This just in from the “It Couldn’t Possibly Get Any Worse” Department: The first wave of checks from the bungled foreclosure abuse settlement landed in mailboxes around the country this week, but when people tried to cash them, a number of them bounced. I don’t know about you, but if someone who worked for me screwed up something like a $3.6 billion payout, I’d fire them.
Let’s face it. The biggest bank regulator in the U.S. is an abject failure. Worse, it’s costing us oodles of money, and not just from bounced checks. The Office of the Comptroller of the Currency
spent the past decade doing really dumb things (and in many cases nothing) while homeowners got hammered, our economy tanked and billions of taxpayer dollars were squandered.
Enough is enough. Memo to the OCC: Either earn your keep or face the consequences.
Bounced checks notwithstanding, the agency’s latest affront to taxpayers is of course the entirely inadequate foreclosure abuse settlement. Its failure to win justice for homeowners that were cheated out of their homes is unacceptable.
The problems began in 2010 with the “robo-signing” scandal, in which several large financial institutions instructed their employees to falsify thousands of documents every day to speed the foreclosure process.
There should have been an immediate criminal investigation, and there wasn’t. There should have been a perp walk at some point, but there wasn’t. Instead of pressing the U.S. Attorney to prosecute, the OCC and the Federal Reserve created an independent foreclosure review. The mandate of this review was “simple enough,” said Comptroller of the Currency Tom Curry: “fix what was broken and compensate those who were harmed.”

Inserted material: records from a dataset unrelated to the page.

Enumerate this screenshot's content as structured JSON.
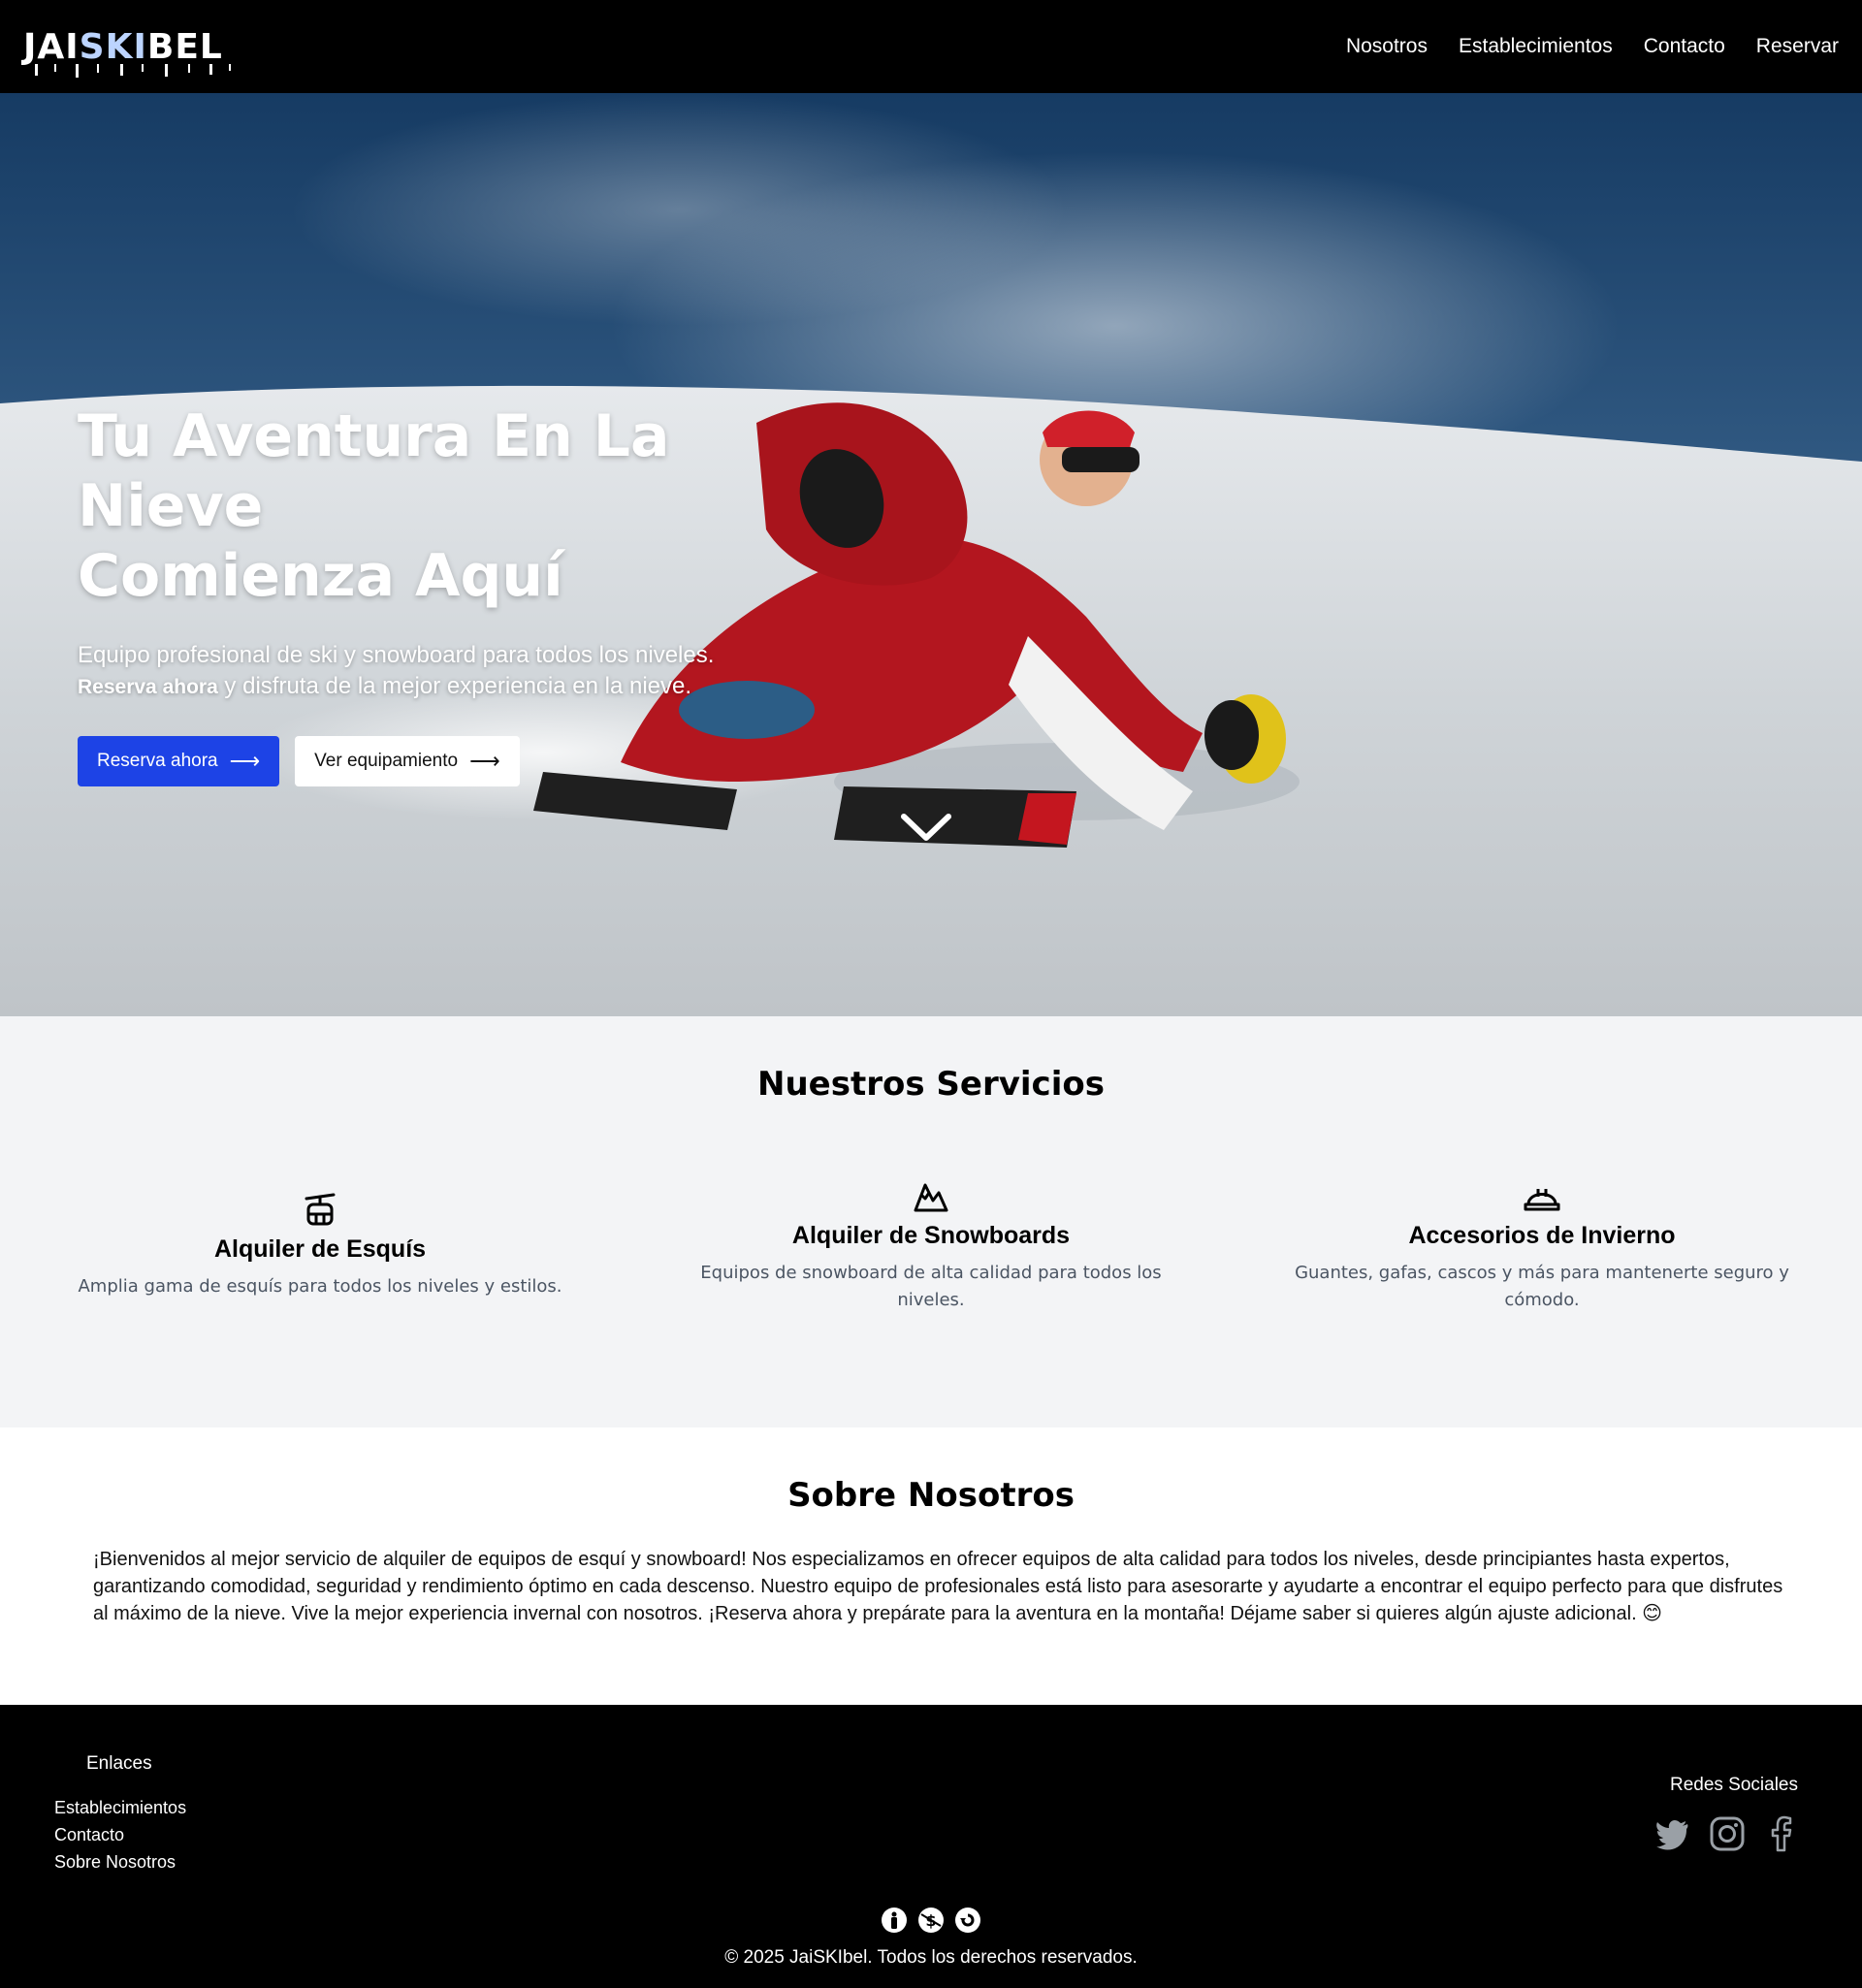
{
  "brand": {
    "logo_prefix": "JAI",
    "logo_highlight": "SKI",
    "logo_suffix": "BEL"
  },
  "nav": {
    "items": [
      {
        "label": "Nosotros"
      },
      {
        "label": "Establecimientos"
      },
      {
        "label": "Contacto"
      },
      {
        "label": "Reservar"
      }
    ]
  },
  "hero": {
    "title_line1": "Tu Aventura En La Nieve",
    "title_line2": "Comienza Aquí",
    "subtitle_line1": "Equipo profesional de ski y snowboard para todos los niveles.",
    "subtitle_bold": "Reserva ahora",
    "subtitle_rest": " y disfruta de la mejor experiencia en la nieve.",
    "primary_button": "Reserva ahora",
    "secondary_button": "Ver equipamiento",
    "button_arrow": "⟶",
    "colors": {
      "primary": "#1d43e6",
      "sky": "#1f4670",
      "snow": "#d8dde2",
      "suit": "#b3161f"
    }
  },
  "services": {
    "title": "Nuestros Servicios",
    "items": [
      {
        "icon": "cable-car-icon",
        "title": "Alquiler de Esquís",
        "description": "Amplia gama de esquís para todos los niveles y estilos."
      },
      {
        "icon": "mountain-icon",
        "title": "Alquiler de Snowboards",
        "description": "Equipos de snowboard de alta calidad para todos los niveles."
      },
      {
        "icon": "helmet-icon",
        "title": "Accesorios de Invierno",
        "description": "Guantes, gafas, cascos y más para mantenerte seguro y cómodo."
      }
    ]
  },
  "about": {
    "title": "Sobre Nosotros",
    "text": "¡Bienvenidos al mejor servicio de alquiler de equipos de esquí y snowboard! Nos especializamos en ofrecer equipos de alta calidad para todos los niveles, desde principiantes hasta expertos, garantizando comodidad, seguridad y rendimiento óptimo en cada descenso. Nuestro equipo de profesionales está listo para asesorarte y ayudarte a encontrar el equipo perfecto para que disfrutes al máximo de la nieve. Vive la mejor experiencia invernal con nosotros. ¡Reserva ahora y prepárate para la aventura en la montaña! Déjame saber si quieres algún ajuste adicional. 😊"
  },
  "footer": {
    "links_heading": "Enlaces",
    "links": [
      {
        "label": "Establecimientos"
      },
      {
        "label": "Contacto"
      },
      {
        "label": "Sobre Nosotros"
      }
    ],
    "social_heading": "Redes Sociales",
    "social": [
      "twitter-icon",
      "instagram-icon",
      "facebook-icon"
    ],
    "credit_icons": [
      "creative-commons-by-icon",
      "creative-commons-nc-icon",
      "creative-commons-sa-icon"
    ],
    "copyright": "© 2025 JaiSKIbel. Todos los derechos reservados."
  }
}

The review did neither. First the Comptroller’s office punted authority for the reviews to “independent” consulting firms, many of which had large contracts with the same banks they were supposed to review. The result: After blowing through nearly $2 billion in two years, the consultants still had millions of cases left to review, and no idea whether their findings were reliable, according to the Government Accountability Office.
Rep. Carolyn B Maloney (D-NY), no shrinking violet, was far too kind when she said, the final settlement was “too little, too late.”

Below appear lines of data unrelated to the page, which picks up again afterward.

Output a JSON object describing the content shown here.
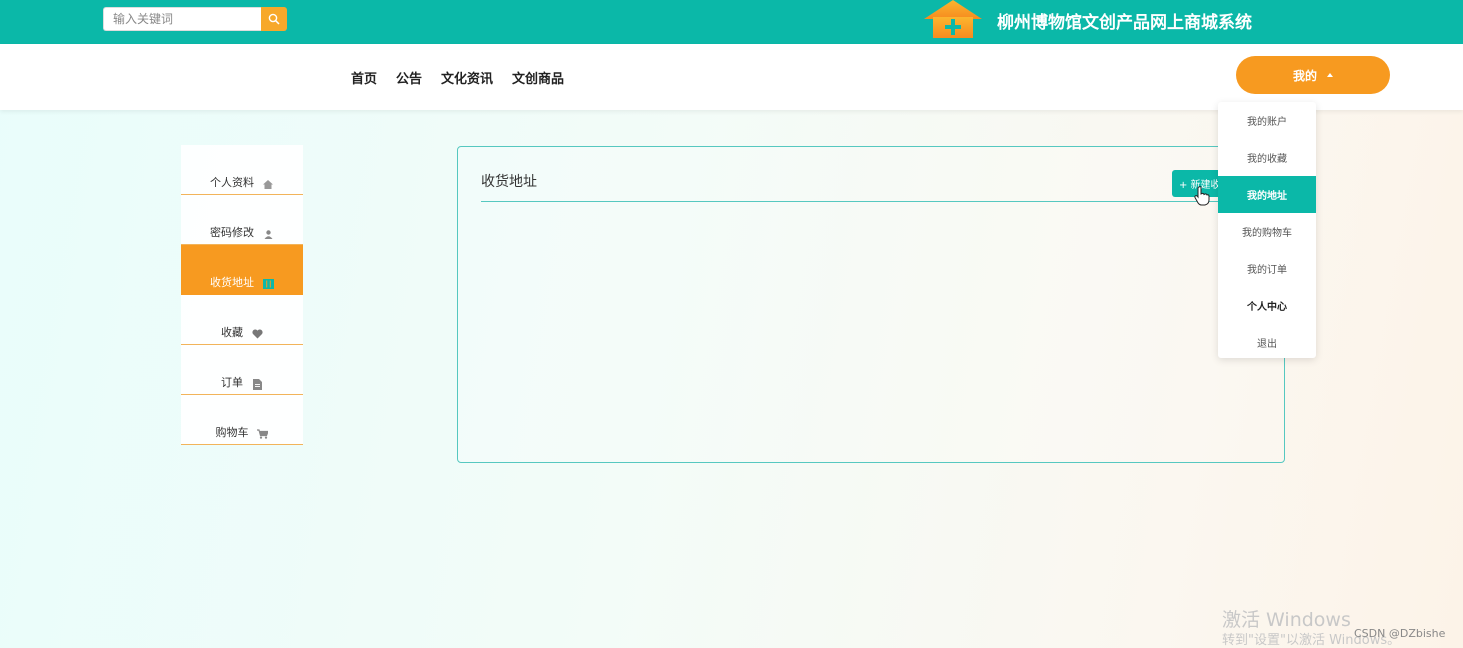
{
  "header": {
    "search": {
      "placeholder": "输入关键词",
      "value": ""
    },
    "site_title": "柳州博物馆文创产品网上商城系统"
  },
  "nav": {
    "links": [
      "首页",
      "公告",
      "文化资讯",
      "文创商品"
    ],
    "mine_label": "我的"
  },
  "dropdown": {
    "items": [
      "我的账户",
      "我的收藏",
      "我的地址",
      "我的购物车",
      "我的订单",
      "个人中心",
      "退出"
    ],
    "active_index": 2
  },
  "sidebar": {
    "items": [
      {
        "label": "个人资料",
        "icon": "home-icon"
      },
      {
        "label": "密码修改",
        "icon": "user-icon"
      },
      {
        "label": "收货地址",
        "icon": "address-book-icon"
      },
      {
        "label": "收藏",
        "icon": "heart-icon"
      },
      {
        "label": "订单",
        "icon": "document-icon"
      },
      {
        "label": "购物车",
        "icon": "cart-icon"
      }
    ],
    "active_index": 2
  },
  "main": {
    "title": "收货地址",
    "new_button_label": "+ 新建收"
  },
  "watermarks": {
    "windows_line1": "激活 Windows",
    "windows_line2": "转到\"设置\"以激活 Windows。",
    "csdn": "CSDN @DZbishe"
  },
  "colors": {
    "teal": "#0bb8a8",
    "orange": "#f79a20"
  }
}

Another way of characterizing the settlement: the big banks got away with it — yet again.
Effectively, after screwing around for more than 24 months, the Office of the Comptroller simply waived a white flag and acquiesced to a settlement in which 13 of the largest mortgage servicers agreed to pay $3.6 billion to homeowners. That may sound like a lot of dough, but it’s not.
Because Mr. Curry rubber-stamped a truly flawed process and then, under pressure to provide relief to aggrieved homeowners before the Second Coming, he stopped the process prematurely. As a result, we have no idea how many Americans were victimized. So instead of settlement dollars going only to real victims (which would be the equitable solution for both them and the banks), with a few exceptions, the reparations will be divided between all 4.2 million homeowners who were eligible for review. By my calculations, that’s less than a thousand dollars per (in many cases former) homeowner. It’s beyond insulting. It’s an outrage.
Some members of the U.S. Senate are not amused. First among them is Sen. Elizabeth Warren (D-Mass.), who grilled the OCC during a recent hearing over the settlement’s paltry compensation.